The study presented here is a valuable contribution to the aerosol community. It provides optical properties, more specifically mass absorption cross section values, for three different soot-like aerosol samples. Two of the samples are based on the combustion of liquid fuels burned in a real diesel engine. The manuscript is well written and the data are well presented. I would suggest publishing it after addressing the following comments:

Scientific comments

- Provide information on the calibration of the various instruments, especially the PAX.

- The EC:TC ratio is quite different for the different samples. The larger amount of OC in some samples could affect the MAC amid coating. However, the authors do not address this issue. Please comment on this.

- It has been shown that MISG soot has an average diameter between 200-300 nm. The very different particle diameter compared to the other two samples will strongly affect the MAC values, making these results not comparable. In addition, the large size of MISG-generated soot particles is not representative of engine exhaust soot. Is the use of the MISG still justified?

- It would be interesting to see how the different absorption coefficient measurement techniques compare in terms of b_abs.
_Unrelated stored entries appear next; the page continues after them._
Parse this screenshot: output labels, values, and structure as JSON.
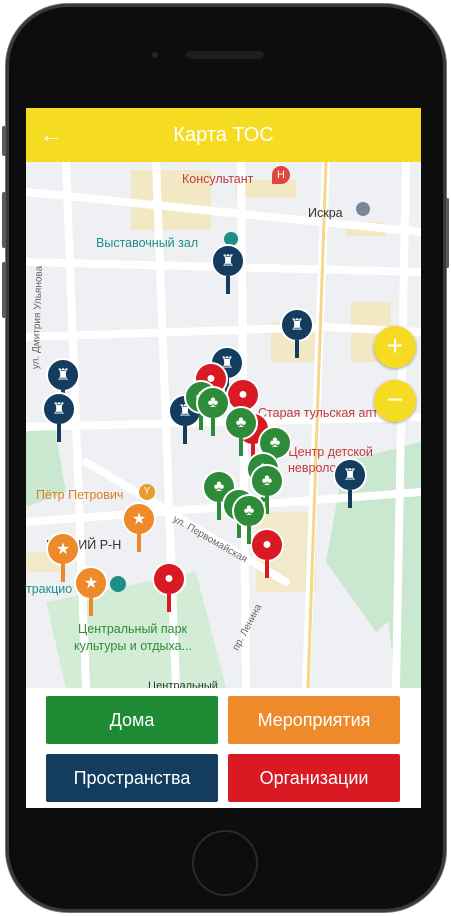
{
  "app": {
    "title": "Карта ТОС",
    "back_icon": "arrow-left-icon"
  },
  "map": {
    "pois": [
      {
        "text": "Консультант",
        "kind": "red"
      },
      {
        "text": "Искра",
        "kind": "dark"
      },
      {
        "text": "Выставочный зал",
        "kind": "teal"
      },
      {
        "text": "Старая тульская апт",
        "kind": "red"
      },
      {
        "text": "\"Центр детской",
        "kind": "red"
      },
      {
        "text": "невроло",
        "kind": "red"
      },
      {
        "text": "Пётр Петрович",
        "kind": "orange"
      },
      {
        "text": "ЕТСКИЙ Р-Н",
        "kind": "dark"
      },
      {
        "text": "тракцио",
        "kind": "teal"
      },
      {
        "text": "Центральный парк",
        "kind": "green"
      },
      {
        "text": "культуры и отдыха...",
        "kind": "green"
      },
      {
        "text": "Центральный",
        "kind": "dark"
      }
    ],
    "streets": [
      {
        "text": "ул. Дмитрия Ульянова"
      },
      {
        "text": "ул. Первомайская"
      },
      {
        "text": "пр. Ленина"
      }
    ],
    "zoom_in_label": "+",
    "zoom_out_label": "−"
  },
  "categories": {
    "homes": {
      "label": "Дома",
      "color": "#1e8a34"
    },
    "events": {
      "label": "Мероприятия",
      "color": "#ee8a2a"
    },
    "spaces": {
      "label": "Пространства",
      "color": "#133c5e"
    },
    "orgs": {
      "label": "Организации",
      "color": "#d91a22"
    }
  }
}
- In Table 4, it would be valuable to include the MAC values interpolated to 550 nm in addition to those already shown. This would make it easier for the reader to make comparisons with literature values.
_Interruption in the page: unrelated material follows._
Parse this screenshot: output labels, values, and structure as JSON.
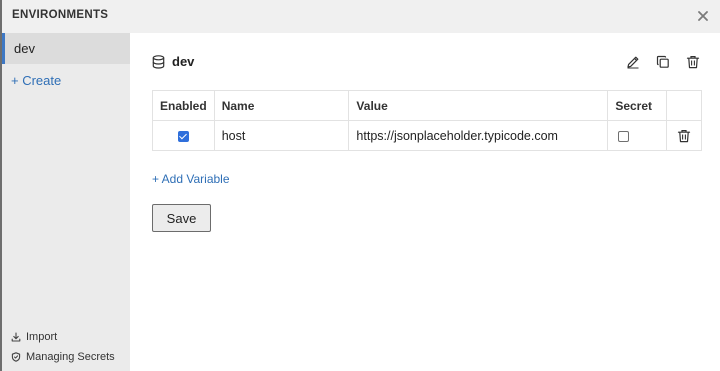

- What is the wavelength in Figure 4? Please add it to the axis labels.

- I would recommend showing the absorption angstrom exponents measured by the MWAA.

- The conclusion section is weak. There is no discussion of the implications of the MAC values found in the study. Please improve.

- "Correction factors" are mentioned on page 16. Please elaborate. What corrections are referenced?

Typos

- Page 11, second paragraph: MISG is misspelled.

See attached PDF

Danelli et al. present a study investigating the EC/OC ratio, particle size distribution, and MAC of carbonaceous aerosols produced from the combustion of various fuels using an atmospheric simulation chamber. The experimental setup is well designed, and the results provide meaningful insights into the optical properties of combustion-derived aerosols. This study aligns with the scope of ACP as a measurement report. I recommend it for publication, provided the following comments are addressed:

1. The current title may be misleading, as not all particles investigated are derived from diesel exhaust. I suggest revising the title to better reflect the scope of the study. For example:
   
   “Investigation of Optical Properties of Carbonaceous Aerosols from the Combustion of Different Fuels Using an Atmospheric Simulation Chamber.”
2. While the study focuses on aerosol optical properties, no health-related outcomes are presented. Therefore, I suggest removing or minimizing health-related discussions in the Introduction, as they may distract from the main focus.
3. For the MISG experiments, please clarify the rationale for selecting the specific “global equivalence ratio.” Was this condition intended to replicate soot production mechanisms similar to those in diesel engines? Since the EC/OC ratio is highly sensitive to combustion stoichiometry, a justification for this choice is essential to contextualize comparisons with engine-derived emissions. Additionally, please ensure the reference “Vernocchi et al., 2022” is listed in the References, as it appears to be missing.
4. The measured particle size distributions are based on mobility diameters (SMPS). Did the authors consider the influence of particle morphology? For instance, the larger mobility diameters observed for soot generated by MISG are likely due to the aggregate structure typical of high-EC (soot-rich) particles. This morphology can significantly inflate the mobility diameter relative to the volume-equivalent diameter and should be discussed when interpreting the size data.
5. Please include the standard deviation of the EC:TC ratio in the abstract.